The explore exploit chapter in the book “Algorithms to Live By” looks into the problem called the “Multi-armed Bandit”. The “Multi-armed Bandit” is when you have multiple independent choices with different reward probabilities, and you can only try one at a time (like a slot machine). One algorithm that the book describes to tackle this problem is the Gittins Index.

The Gittins Index is a fairly complicated calculation, but the idea for the slot machines example is that it favors exploration of new machines when there is less data gathered about the odds. The amount that the index favors exploration is calculated from the “discount” factor, the higher the discount factor, the more exploration. For example, if you only have a few minutes to test the machines, then you might choose a lower discount factor, because you don’t have time to test any one thoroughly, so stick with a decent one if you find it. With a high 90% factor, shown in the graph below, even a machine with a 9 to 5 win ratio would have a lower Gittins Index than an untested machine, guiding the player to move on.

Gittins Index with 90% Discount Factor.

Graph showing Gittins Index on the y-axis using a 90% discount rate, number of wins on the x-axis, and number of losses as separately colored lines.

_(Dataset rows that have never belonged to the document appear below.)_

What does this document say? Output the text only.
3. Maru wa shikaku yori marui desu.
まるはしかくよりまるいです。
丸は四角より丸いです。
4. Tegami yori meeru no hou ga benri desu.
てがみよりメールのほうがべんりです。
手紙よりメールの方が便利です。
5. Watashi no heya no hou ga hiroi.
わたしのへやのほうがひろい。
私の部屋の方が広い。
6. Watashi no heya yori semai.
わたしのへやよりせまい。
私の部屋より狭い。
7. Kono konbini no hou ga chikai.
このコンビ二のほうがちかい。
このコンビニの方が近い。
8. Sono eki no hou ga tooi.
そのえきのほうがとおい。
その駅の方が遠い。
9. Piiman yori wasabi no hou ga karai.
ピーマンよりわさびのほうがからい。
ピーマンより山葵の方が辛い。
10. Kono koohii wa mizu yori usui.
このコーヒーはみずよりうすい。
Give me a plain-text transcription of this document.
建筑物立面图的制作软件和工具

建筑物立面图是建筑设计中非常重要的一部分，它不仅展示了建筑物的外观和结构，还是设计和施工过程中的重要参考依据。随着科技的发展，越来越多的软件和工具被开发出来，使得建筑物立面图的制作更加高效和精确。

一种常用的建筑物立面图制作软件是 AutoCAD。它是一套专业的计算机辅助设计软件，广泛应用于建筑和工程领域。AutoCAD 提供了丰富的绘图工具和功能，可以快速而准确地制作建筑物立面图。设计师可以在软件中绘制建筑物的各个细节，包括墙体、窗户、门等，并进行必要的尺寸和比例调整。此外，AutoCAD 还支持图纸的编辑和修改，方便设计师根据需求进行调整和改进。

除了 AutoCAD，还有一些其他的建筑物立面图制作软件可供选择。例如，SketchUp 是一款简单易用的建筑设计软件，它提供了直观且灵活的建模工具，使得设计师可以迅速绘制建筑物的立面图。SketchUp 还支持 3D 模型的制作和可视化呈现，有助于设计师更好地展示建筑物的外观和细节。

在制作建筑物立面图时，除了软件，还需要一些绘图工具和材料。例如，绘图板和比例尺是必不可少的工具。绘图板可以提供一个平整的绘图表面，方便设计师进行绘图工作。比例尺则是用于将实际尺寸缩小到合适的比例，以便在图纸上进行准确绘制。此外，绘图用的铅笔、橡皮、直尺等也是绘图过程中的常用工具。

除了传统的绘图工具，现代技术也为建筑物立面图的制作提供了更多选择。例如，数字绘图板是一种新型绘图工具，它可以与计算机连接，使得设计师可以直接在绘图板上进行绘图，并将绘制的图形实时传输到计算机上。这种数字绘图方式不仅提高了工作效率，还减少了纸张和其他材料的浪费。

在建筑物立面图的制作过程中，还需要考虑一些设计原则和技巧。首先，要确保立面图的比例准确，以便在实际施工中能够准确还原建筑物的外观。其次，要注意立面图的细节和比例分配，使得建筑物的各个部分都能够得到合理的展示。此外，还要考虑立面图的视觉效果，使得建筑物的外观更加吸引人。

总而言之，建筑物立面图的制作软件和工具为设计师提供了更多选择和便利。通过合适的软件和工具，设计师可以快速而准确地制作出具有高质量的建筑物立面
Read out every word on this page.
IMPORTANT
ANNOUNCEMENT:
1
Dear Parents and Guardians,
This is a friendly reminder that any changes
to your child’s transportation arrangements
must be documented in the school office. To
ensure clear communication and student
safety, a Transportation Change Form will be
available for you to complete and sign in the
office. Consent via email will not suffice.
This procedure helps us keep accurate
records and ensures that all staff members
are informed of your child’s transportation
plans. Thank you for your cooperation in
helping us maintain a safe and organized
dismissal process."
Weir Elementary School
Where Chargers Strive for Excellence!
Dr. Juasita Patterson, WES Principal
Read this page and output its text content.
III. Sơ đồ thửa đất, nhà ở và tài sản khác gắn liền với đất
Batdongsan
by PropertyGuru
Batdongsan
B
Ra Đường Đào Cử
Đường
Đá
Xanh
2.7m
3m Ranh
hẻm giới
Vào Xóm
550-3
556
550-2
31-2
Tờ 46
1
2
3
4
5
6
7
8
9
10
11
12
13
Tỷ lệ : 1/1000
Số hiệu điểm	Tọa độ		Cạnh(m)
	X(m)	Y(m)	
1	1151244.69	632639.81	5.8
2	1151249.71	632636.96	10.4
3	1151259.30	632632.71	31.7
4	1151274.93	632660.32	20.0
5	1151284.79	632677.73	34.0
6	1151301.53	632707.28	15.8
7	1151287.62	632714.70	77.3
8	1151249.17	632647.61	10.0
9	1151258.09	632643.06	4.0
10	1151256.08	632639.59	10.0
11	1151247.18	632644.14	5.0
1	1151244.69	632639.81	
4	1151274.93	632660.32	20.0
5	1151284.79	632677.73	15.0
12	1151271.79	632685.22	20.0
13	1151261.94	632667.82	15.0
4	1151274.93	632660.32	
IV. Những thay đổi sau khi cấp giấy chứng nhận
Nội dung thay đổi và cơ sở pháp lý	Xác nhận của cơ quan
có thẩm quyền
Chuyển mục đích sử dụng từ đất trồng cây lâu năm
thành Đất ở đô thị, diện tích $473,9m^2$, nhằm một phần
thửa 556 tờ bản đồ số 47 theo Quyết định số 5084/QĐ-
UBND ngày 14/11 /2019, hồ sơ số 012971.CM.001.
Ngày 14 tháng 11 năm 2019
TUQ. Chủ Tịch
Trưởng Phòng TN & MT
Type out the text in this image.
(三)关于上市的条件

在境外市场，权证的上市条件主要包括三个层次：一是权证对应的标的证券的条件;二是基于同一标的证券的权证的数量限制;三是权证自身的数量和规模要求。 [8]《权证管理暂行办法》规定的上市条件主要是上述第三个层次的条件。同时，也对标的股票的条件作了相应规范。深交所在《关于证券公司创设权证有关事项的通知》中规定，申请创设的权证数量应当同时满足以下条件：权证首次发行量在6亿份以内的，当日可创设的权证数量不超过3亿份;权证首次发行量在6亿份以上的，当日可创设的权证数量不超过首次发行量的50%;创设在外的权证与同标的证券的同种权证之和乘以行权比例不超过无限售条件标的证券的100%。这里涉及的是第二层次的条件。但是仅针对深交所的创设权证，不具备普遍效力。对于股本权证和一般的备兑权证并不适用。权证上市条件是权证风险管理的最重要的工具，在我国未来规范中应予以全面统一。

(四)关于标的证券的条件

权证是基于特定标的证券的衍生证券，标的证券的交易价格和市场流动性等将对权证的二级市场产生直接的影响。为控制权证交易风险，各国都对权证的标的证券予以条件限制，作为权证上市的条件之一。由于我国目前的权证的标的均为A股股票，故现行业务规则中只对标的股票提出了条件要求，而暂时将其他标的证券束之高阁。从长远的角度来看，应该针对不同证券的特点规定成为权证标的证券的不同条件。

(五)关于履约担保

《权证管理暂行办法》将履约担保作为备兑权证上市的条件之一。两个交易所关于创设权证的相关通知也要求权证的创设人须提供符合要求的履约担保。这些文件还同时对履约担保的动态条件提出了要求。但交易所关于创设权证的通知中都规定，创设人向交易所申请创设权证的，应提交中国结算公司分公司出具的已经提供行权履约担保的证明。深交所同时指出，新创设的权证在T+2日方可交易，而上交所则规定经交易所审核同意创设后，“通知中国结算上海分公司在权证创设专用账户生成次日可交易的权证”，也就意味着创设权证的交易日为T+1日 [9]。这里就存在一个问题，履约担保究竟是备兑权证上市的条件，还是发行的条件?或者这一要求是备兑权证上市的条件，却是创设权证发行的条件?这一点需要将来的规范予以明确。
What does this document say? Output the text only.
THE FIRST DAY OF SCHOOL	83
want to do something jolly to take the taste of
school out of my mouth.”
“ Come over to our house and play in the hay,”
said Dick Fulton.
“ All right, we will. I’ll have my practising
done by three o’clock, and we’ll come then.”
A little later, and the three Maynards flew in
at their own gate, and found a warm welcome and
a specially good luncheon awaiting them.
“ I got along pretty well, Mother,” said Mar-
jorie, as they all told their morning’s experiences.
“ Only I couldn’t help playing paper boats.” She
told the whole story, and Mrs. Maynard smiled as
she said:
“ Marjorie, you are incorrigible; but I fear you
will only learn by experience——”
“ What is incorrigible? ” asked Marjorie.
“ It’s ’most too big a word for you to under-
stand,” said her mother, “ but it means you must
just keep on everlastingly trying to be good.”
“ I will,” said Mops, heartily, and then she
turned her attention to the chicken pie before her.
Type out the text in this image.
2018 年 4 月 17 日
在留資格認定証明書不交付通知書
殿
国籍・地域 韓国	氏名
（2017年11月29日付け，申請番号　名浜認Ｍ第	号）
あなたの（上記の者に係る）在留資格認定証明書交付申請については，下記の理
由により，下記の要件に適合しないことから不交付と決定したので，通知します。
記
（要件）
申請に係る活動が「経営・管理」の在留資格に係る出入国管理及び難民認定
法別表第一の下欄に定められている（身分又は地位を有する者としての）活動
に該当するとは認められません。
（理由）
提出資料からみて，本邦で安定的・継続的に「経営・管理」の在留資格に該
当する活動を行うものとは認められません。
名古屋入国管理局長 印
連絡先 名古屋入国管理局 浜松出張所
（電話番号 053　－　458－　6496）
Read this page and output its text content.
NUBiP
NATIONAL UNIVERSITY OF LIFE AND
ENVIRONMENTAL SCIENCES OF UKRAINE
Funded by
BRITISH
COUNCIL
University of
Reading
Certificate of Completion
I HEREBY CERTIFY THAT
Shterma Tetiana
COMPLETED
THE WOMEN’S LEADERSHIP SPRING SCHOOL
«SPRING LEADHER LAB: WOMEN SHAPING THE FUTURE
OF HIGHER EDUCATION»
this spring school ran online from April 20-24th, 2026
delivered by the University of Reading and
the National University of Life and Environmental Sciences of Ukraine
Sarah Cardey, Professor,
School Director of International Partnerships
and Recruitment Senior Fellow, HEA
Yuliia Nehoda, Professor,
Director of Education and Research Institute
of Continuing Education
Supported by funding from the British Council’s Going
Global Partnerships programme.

A gambling example is a bit uninteresting though, since the odds are designed to be unfavorable, so I enjoyed how the author went more in depth into how the algorithm could be used in clinical trials. Randomized controlled trials are used to test drugs and other treatments on patients to determine how well they work. If you’ve watched any medical TV show, you’ve probably seen an episode about this.

Trials for serious medical conditions are difficult for everyone involved, since it requires patients receive different treatments, probably with different efficacy. So even in the ideal scenario, where a new treatment has a positive effect, then that leaves the other groups worse off for the duration of the trial. The question is, when can you determine that the treatment is effective, and how effective is it? The Gittins Index or other reinforcement-learning methods could be used to dynamically determine how effective treatments are, but it’s understandably difficult to change a life and death process that has worked so far.